From Version 3.02 onwards, Acrobat Reader has included support for JavaScript. This functionality allows a PDF document creator to include code which executes when the document is read. Malicious PDF files that attempt to attack security vulnerabilities can be attached to links on web pages or distributed as email attachments. While JavaScript is designed without direct access to the file system to make it "safe", vulnerabilities have been reported for abuses such as distributing malicious code by Acrobat programs. Adobe applications had become the most popular client-software targets for attackers during the last quarter of 2009.

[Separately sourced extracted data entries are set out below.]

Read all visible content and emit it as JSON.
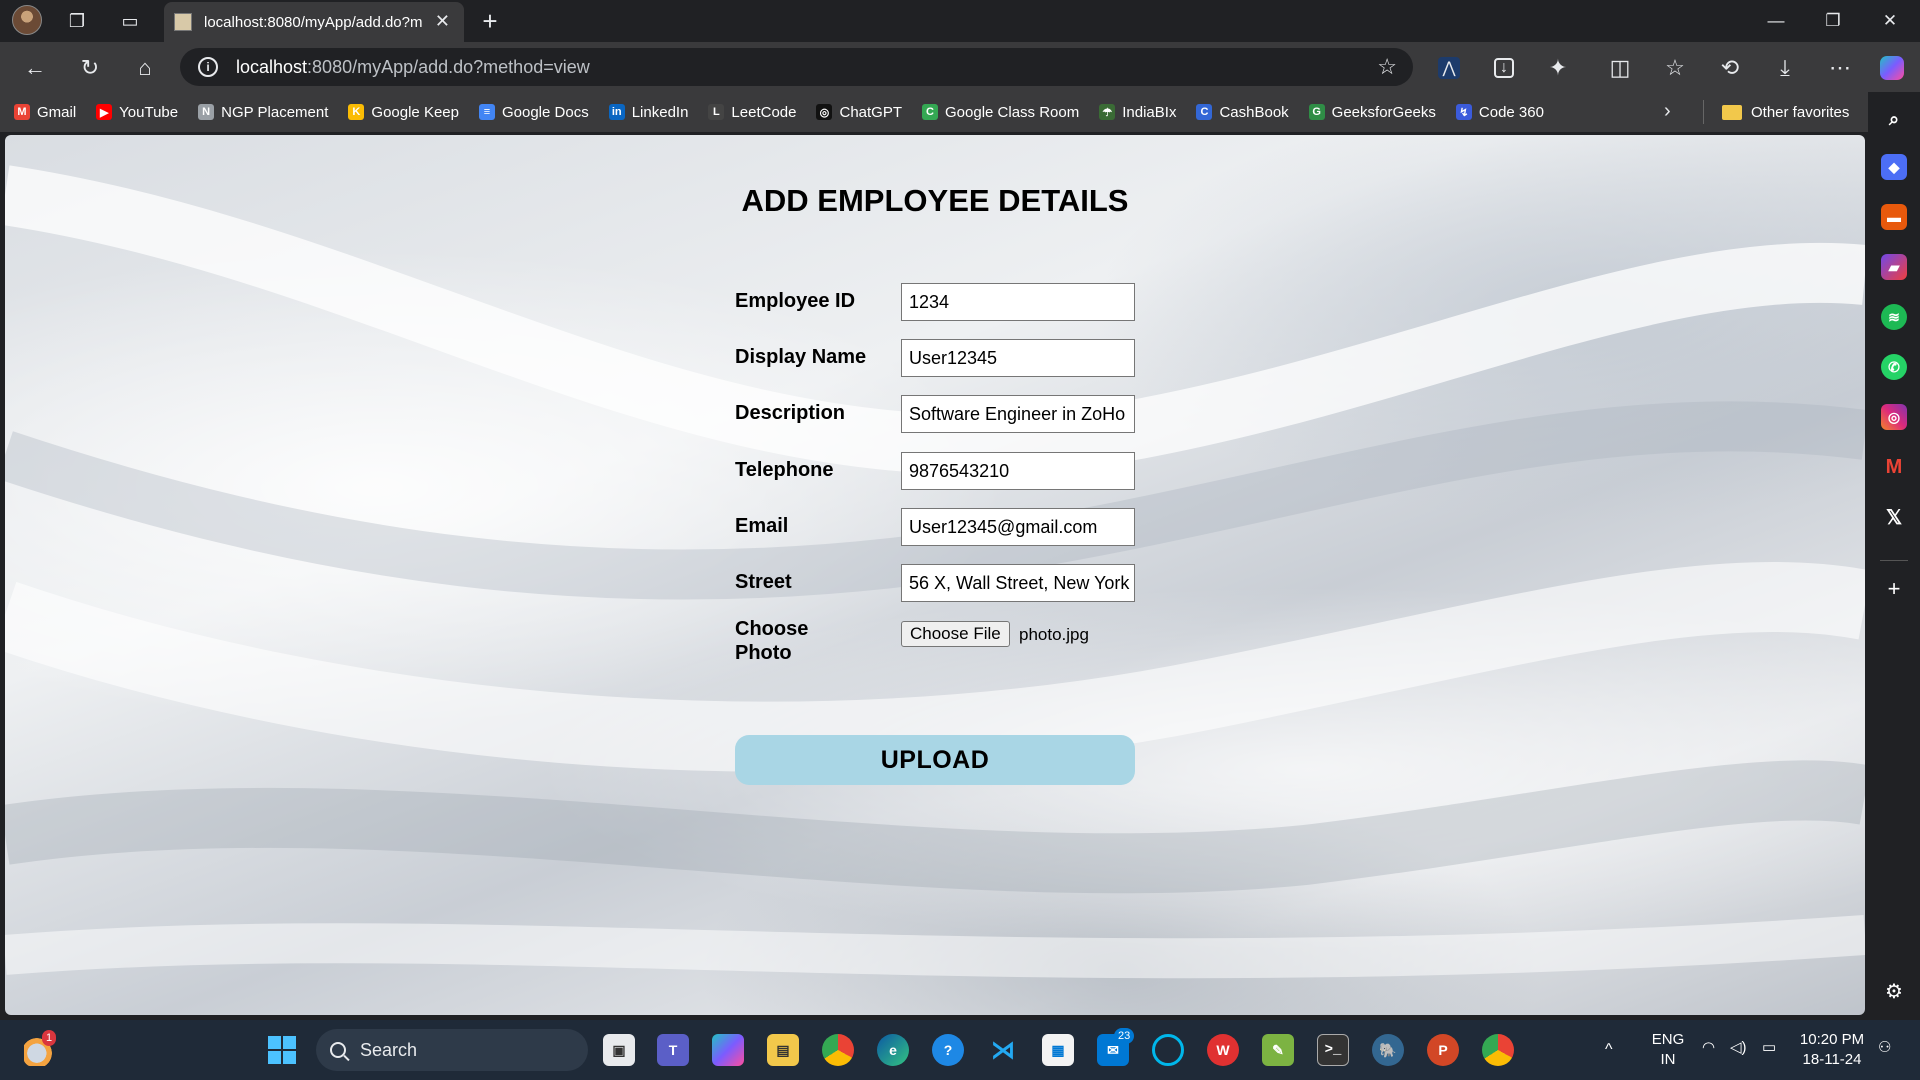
{
  "browser": {
    "tab_title": "localhost:8080/myApp/add.do?m",
    "url_host": "localhost",
    "url_rest": ":8080/myApp/add.do?method=view"
  },
  "bookmarks": [
    {
      "label": "Gmail",
      "color": "#ea4335",
      "glyph": "M"
    },
    {
      "label": "YouTube",
      "color": "#ff0000",
      "glyph": "▶"
    },
    {
      "label": "NGP Placement",
      "color": "#9aa0a6",
      "glyph": "N"
    },
    {
      "label": "Google Keep",
      "color": "#fbbc04",
      "glyph": "K"
    },
    {
      "label": "Google Docs",
      "color": "#4285f4",
      "glyph": "≡"
    },
    {
      "label": "LinkedIn",
      "color": "#0a66c2",
      "glyph": "in"
    },
    {
      "label": "LeetCode",
      "color": "#444444",
      "glyph": "L"
    },
    {
      "label": "ChatGPT",
      "color": "#111111",
      "glyph": "◎"
    },
    {
      "label": "Google Class Room",
      "color": "#34a853",
      "glyph": "C"
    },
    {
      "label": "IndiaBIx",
      "color": "#3a6b35",
      "glyph": "☂"
    },
    {
      "label": "CashBook",
      "color": "#3367d6",
      "glyph": "C"
    },
    {
      "label": "GeeksforGeeks",
      "color": "#2f8d46",
      "glyph": "G"
    },
    {
      "label": "Code 360",
      "color": "#3b5bdb",
      "glyph": "↯"
    }
  ],
  "other_favorites": "Other favorites",
  "form": {
    "title": "ADD EMPLOYEE DETAILS",
    "fields": [
      {
        "label": "Employee ID",
        "value": "1234"
      },
      {
        "label": "Display Name",
        "value": "User12345"
      },
      {
        "label": "Description",
        "value": "Software Engineer in ZoHo"
      },
      {
        "label": "Telephone",
        "value": "9876543210"
      },
      {
        "label": "Email",
        "value": "User12345@gmail.com"
      },
      {
        "label": "Street",
        "value": "56 X, Wall Street, New York"
      }
    ],
    "photo": {
      "label": "Choose Photo",
      "button": "Choose File",
      "filename": "photo.jpg"
    },
    "submit": "UPLOAD",
    "submit_color": "#a9d6e5"
  },
  "taskbar": {
    "search_placeholder": "Search",
    "lang_top": "ENG",
    "lang_bottom": "IN",
    "time": "10:20 PM",
    "date": "18-11-24",
    "weather_badge": "1",
    "mail_badge": "23"
  }
}
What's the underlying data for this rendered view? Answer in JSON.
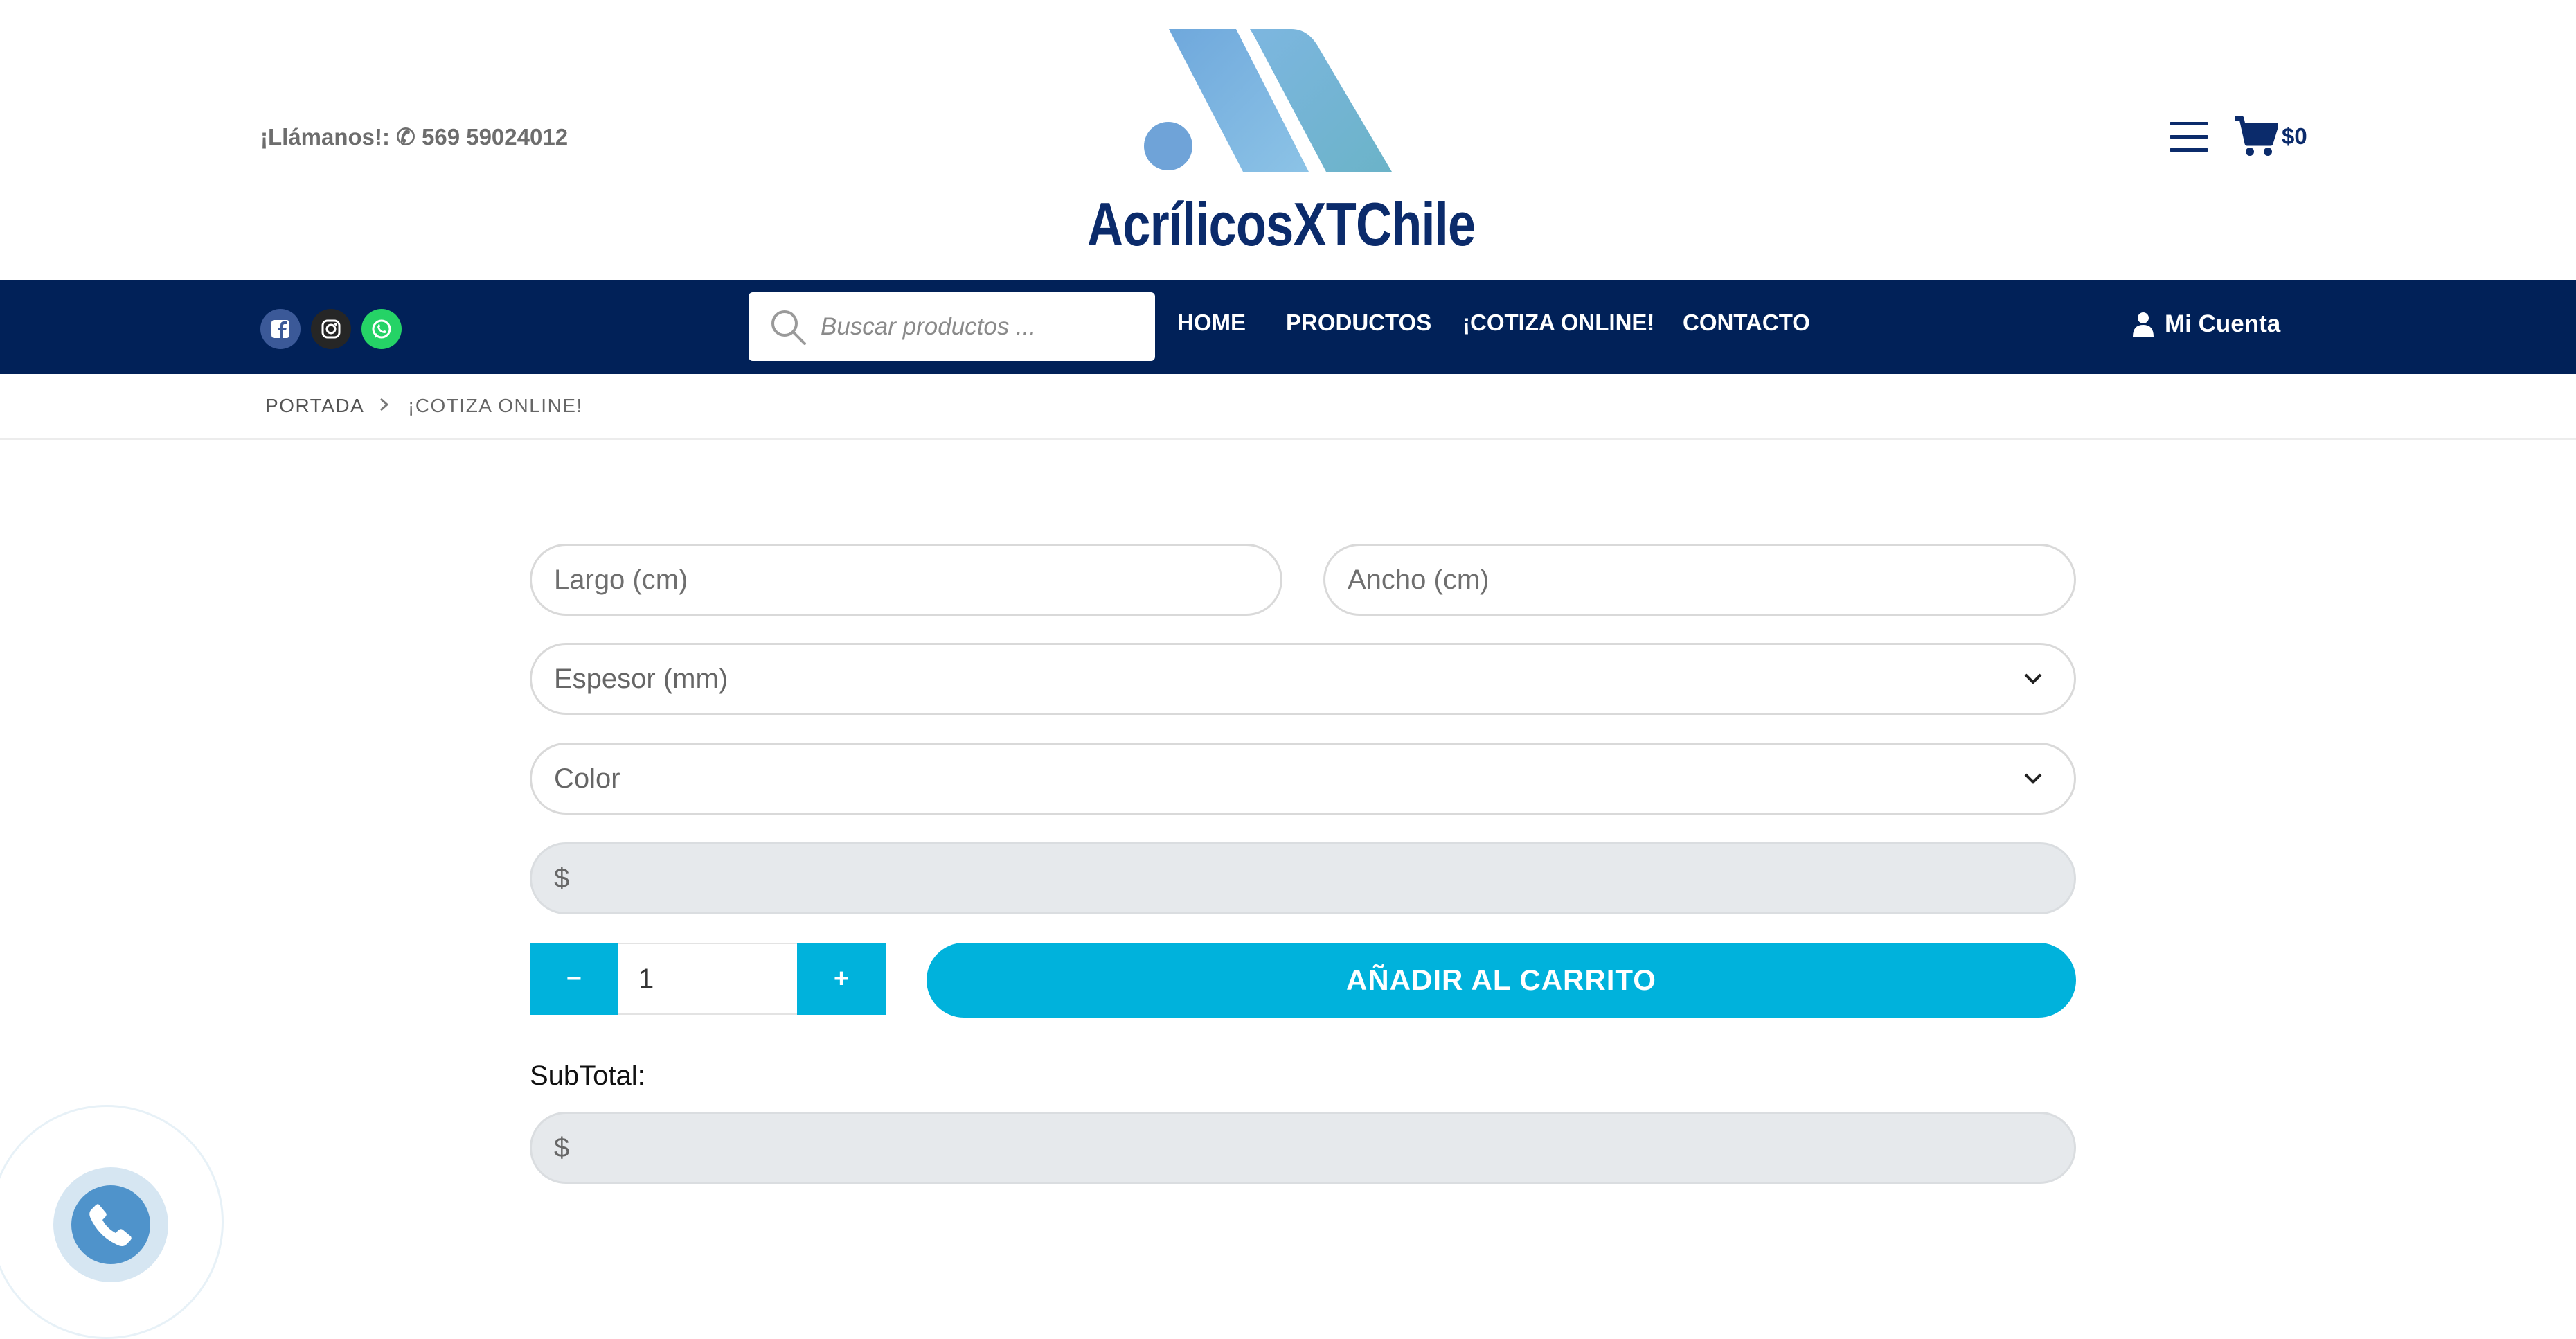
{
  "header": {
    "phone_text": "¡Llámanos!: ✆ 569 59024012",
    "logo_text": "AcrílicosXTChile",
    "cart_total": "$0",
    "menu_icon": "hamburger-menu-icon",
    "cart_icon": "shopping-cart-icon"
  },
  "navbar": {
    "social": [
      {
        "name": "facebook",
        "icon": "facebook-icon",
        "color": "#3b5998"
      },
      {
        "name": "instagram",
        "icon": "instagram-icon",
        "color": "#262626"
      },
      {
        "name": "whatsapp",
        "icon": "whatsapp-icon",
        "color": "#25d366"
      }
    ],
    "search_placeholder": "Buscar productos ...",
    "links": [
      "HOME",
      "PRODUCTOS",
      "¡COTIZA ONLINE!",
      "CONTACTO"
    ],
    "account_label": "Mi Cuenta",
    "background": "#012158"
  },
  "breadcrumb": {
    "home": "PORTADA",
    "current": "¡COTIZA ONLINE!"
  },
  "form": {
    "largo_placeholder": "Largo (cm)",
    "ancho_placeholder": "Ancho (cm)",
    "espesor_value": "Espesor (mm)",
    "color_value": "Color",
    "price_value": "$",
    "quantity": "1",
    "minus_label": "−",
    "plus_label": "+",
    "add_to_cart_label": "AÑADIR AL CARRITO",
    "subtotal_label": "SubTotal:",
    "subtotal_value": "$",
    "accent_color": "#00b2dc"
  },
  "floating": {
    "call_icon": "phone-icon"
  }
}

On September 13, 2006, David Kierznowski provided sample PDF files illustrating JavaScript vulnerabilities. Since at least version 6, JavaScript can be disabled using the preferences menu and embedded URLs that are launched are intercepted by a security warning dialog box to either allow or block the website from activating.

On February 19, 2009, Adobe released a Security Bulletin announcing JavaScript vulnerabilities in Adobe Reader and Acrobat versions 9 and earlier. As a workaround for this issue, US-CERT recommended disabling JavaScript in the affected Adobe products, canceling integration with Windows shell and web browsers (while carrying out an extended version of de-integration for Internet Explorer), deactivating Adobe indexing services and avoiding all PDF files from external sources.

Adobe has identified critical vulnerabilities in Adobe Reader and Acrobat XI (11.0.01 and earlier) for Windows and Macintosh, 9.5.3 and earlier 9.x versions. These vulnerabilities could cause the application to crash and potentially allow an attacker to take control of the affected system. There have been reports of these vulnerabilities being exploited to trick Windows users into clicking on a malicious PDF file delivered in an email message. Adobe recommended users update their product installations.

Adobe has released security updates for Adobe Acrobat and Reader for Windows and Macintosh. These updates address critical vulnerabilities that could potentially allow an attacker to take control of the affected system.

In April 2026, Adobe Inc. released an emergency patch for a zero-day vulnerability in Acrobat and Acrobat Reader, tracked as , which had been actively exploited prior to disclosure. The vulnerability, a prototype pollution flaw enabling arbitrary code execution, was discovered by independent researcher Haifei Li and addressed in version 26.001.21411.